We do not yet have structural information on melanopsin, but it is similar to other invertebrate rhodopsins. Significant insight into the function of invertebrate rhodopsin has been derived from crystallographic studies. The 2.5 Å resolution crystal structure of an invertebrate rhodopsin (squid Todarodes pacificus) displays a prototypical seven-helical bundle structure with the chromophore located about two-thirds away from the cytoplasmic surface (98).
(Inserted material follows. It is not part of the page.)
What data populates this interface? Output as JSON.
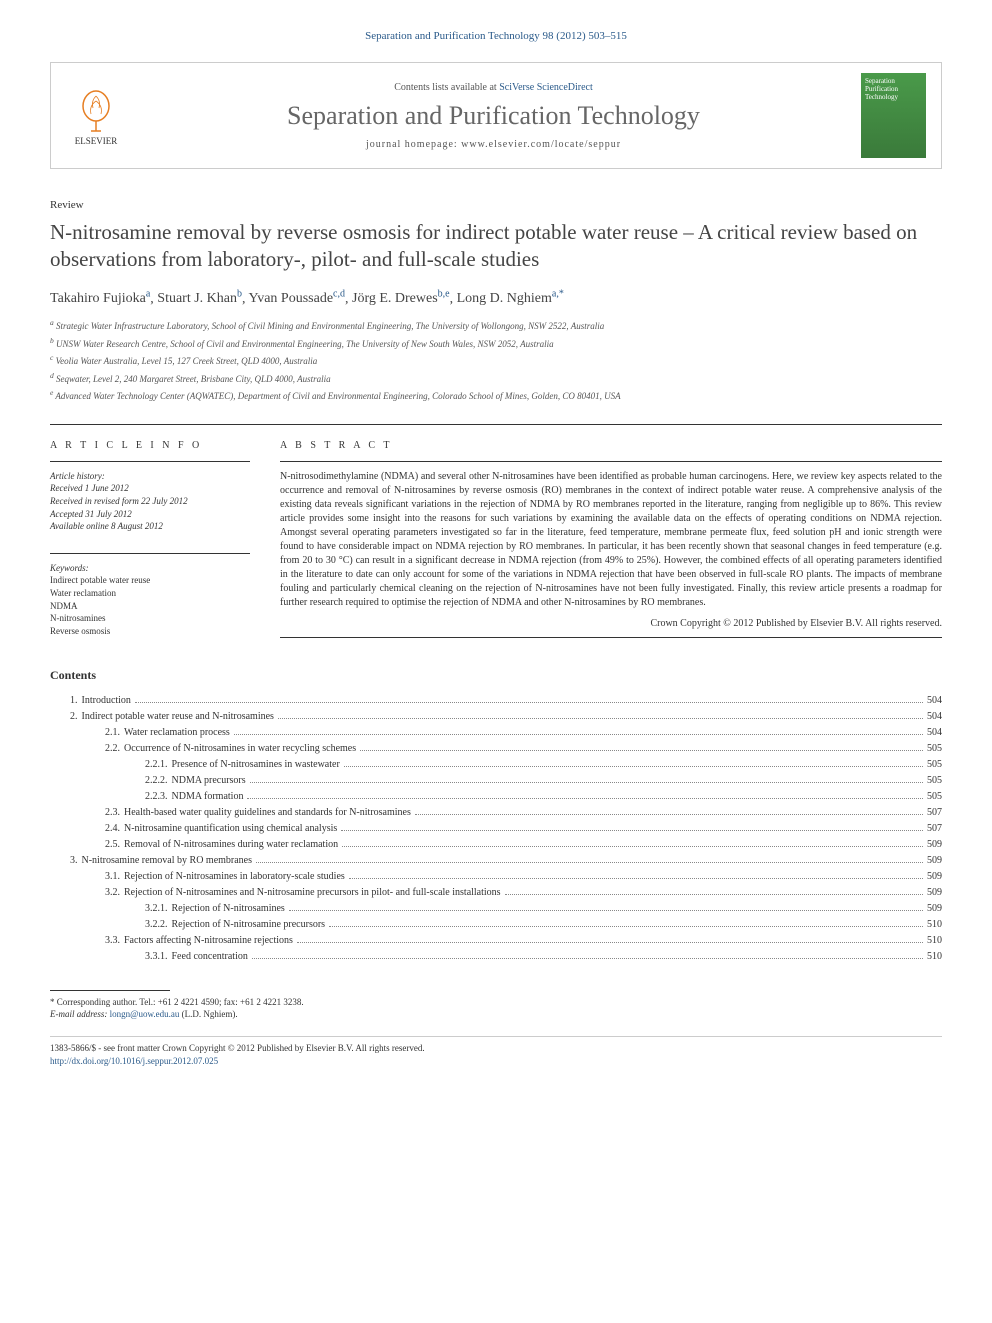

Notably, invertebrate phototransduction uses a G_q-type G protein that is involved in regulating inositol 1,4,5-trisphosphate production. In contrast to bovine rhodopsin, however, helices V and VI extend into the cytoplasmic medium and comprise part of the G protein recognition surface. It has been suggested that invertebrate rhodopsin can oscillate between cis- and trans-retinal conformations upon photon absorption by one of these forms (99). In physiological native membranes, invertebrate rhodopsin is organized in hexagonally packed microvillar membranes of photoreceptors, and in crystals, it is tightly associated in a dimeric form (98).

Extraordinary progress made over the last 2 decades has allowed the development of multiple approaches targeted at understanding blinding diseases. This marriage of basic and translational investigation exemplifies the highest standard of current progress in biology.